ぽかんとして立ち尽くす稜の腕を、相良伊織が優しい訳でも、と言って乱暴な訳でもない、中立的なやり方で掴んだ。
「座席はこちらです」
いつの間に購入したのか、2枚のチケットを手にしている相良伊織を見て、稜はようやく我に返る。
「ちょ、ちょっと・・・、待って下さい。相良さんが私と一緒にいて、逐一俊輔に連絡を取るのでは意味がない」
「そんなことはしない」
あっさりと、相良伊織が言った。
「信じられると思うのですか、そんな言葉が」
強い口調で、稜が言った。
「相良さん、あなたがどれほど俊輔に忠誠を尽くしているか、私が知らないとでも思うのですか?

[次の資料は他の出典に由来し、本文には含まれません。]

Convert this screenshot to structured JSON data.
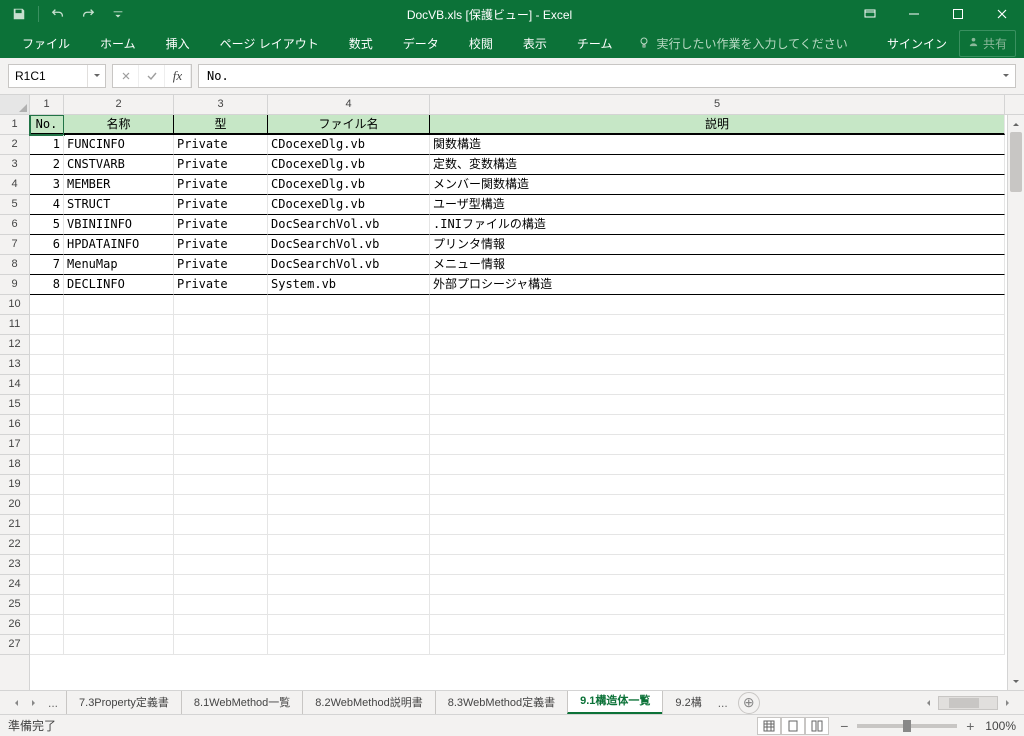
{
  "titlebar": {
    "title": "DocVB.xls [保護ビュー] - Excel"
  },
  "ribbon": {
    "tabs": [
      "ファイル",
      "ホーム",
      "挿入",
      "ページ レイアウト",
      "数式",
      "データ",
      "校閲",
      "表示",
      "チーム"
    ],
    "tell_me": "実行したい作業を入力してください",
    "signin": "サインイン",
    "share": "共有"
  },
  "fxbar": {
    "namebox": "R1C1",
    "formula": "No."
  },
  "grid": {
    "col_labels": [
      "1",
      "2",
      "3",
      "4",
      "5"
    ],
    "row_labels": [
      "1",
      "2",
      "3",
      "4",
      "5",
      "6",
      "7",
      "8",
      "9",
      "10",
      "11",
      "12",
      "13",
      "14",
      "15",
      "16",
      "17",
      "18",
      "19",
      "20",
      "21",
      "22",
      "23",
      "24",
      "25",
      "26",
      "27"
    ],
    "headers": [
      "No.",
      "名称",
      "型",
      "ファイル名",
      "説明"
    ],
    "rows": [
      {
        "no": "1",
        "name": "FUNCINFO",
        "type": "Private",
        "file": "CDocexeDlg.vb",
        "desc": "関数構造"
      },
      {
        "no": "2",
        "name": "CNSTVARB",
        "type": "Private",
        "file": "CDocexeDlg.vb",
        "desc": "定数、変数構造"
      },
      {
        "no": "3",
        "name": "MEMBER",
        "type": "Private",
        "file": "CDocexeDlg.vb",
        "desc": "メンバー関数構造"
      },
      {
        "no": "4",
        "name": "STRUCT",
        "type": "Private",
        "file": "CDocexeDlg.vb",
        "desc": "ユーザ型構造"
      },
      {
        "no": "5",
        "name": "VBINIINFO",
        "type": "Private",
        "file": "DocSearchVol.vb",
        "desc": ".INIファイルの構造"
      },
      {
        "no": "6",
        "name": "HPDATAINFO",
        "type": "Private",
        "file": "DocSearchVol.vb",
        "desc": "プリンタ情報"
      },
      {
        "no": "7",
        "name": "MenuMap",
        "type": "Private",
        "file": "DocSearchVol.vb",
        "desc": "メニュー情報"
      },
      {
        "no": "8",
        "name": "DECLINFO",
        "type": "Private",
        "file": "System.vb",
        "desc": "外部プロシージャ構造"
      }
    ]
  },
  "sheets": {
    "tabs": [
      "7.3Property定義書",
      "8.1WebMethod一覧",
      "8.2WebMethod説明書",
      "8.3WebMethod定義書",
      "9.1構造体一覧",
      "9.2構"
    ],
    "active_index": 4
  },
  "statusbar": {
    "left": "準備完了",
    "zoom": "100%"
  }
}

あなたが俊輔に背いて私を助けるなど ―― 有り得ない。そんな話を易々と信じるほど、私は馬鹿でも間抜けでもありませんよ」
激しい口調で言い募る稜を、相良伊織は心底呆れ果てたような視線で見た。
そして言う、「私があの方に背いて、あなたを助ける?」
嘲りの匂いすら漂う相良伊織のその口調を聞いて、稜はぐっと言葉に詰まる。
相良伊織は冷たく続ける。
「確かに私のこの行為は、あの方の本意には沿わない。
私がこんなことをする理由はただひとつ、あの方にとって最悪の事態となる結末だけは回避したい ―― そう思っているからに他ならない」
発車時間が近付いてきているというアナウンスがプラット・フォームに流れ、それを合図とするように、相良伊織は今までよりもやや強引なやり方で稜を該当車両へと導きながら歩き出す。
「・・・最悪の事態?」
有無を言わせないといった雰囲気の相良伊織に腕を引かれるまま歩きながら、稜が言う。
「あなたに万一のことがあったら ―― あの方の全てが、そこで終る」
「・・・そんな、大袈裟な・・・」
新幹線の最後尾、一番奥の席に案内された稜は、そう言って笑おうとした。
だが鋭い勢いで振り向いた相良伊織の視線に射抜かれた瞬間、稜の口元に浮かびかけた笑いは、砂漠に落とされた一滴の水滴のように、あっと言う間に蒸発して消えてしまう。
「あなたは何も分かっていない」
長い長い沈黙の間、一瞬の隙もなく、睨み据えるように稜を見ていた相良が呟く。
「あの方は、あなたほど強くない」
地を這うような相良伊織のその声に、稜はもう何一つ、言えなくなる。
そんな稜から冷たく視線を外した相良伊織は、小虫一匹の出入りすら見逃さないといった厳しい目で、車両前方にある出入り口へと視線を注いだ。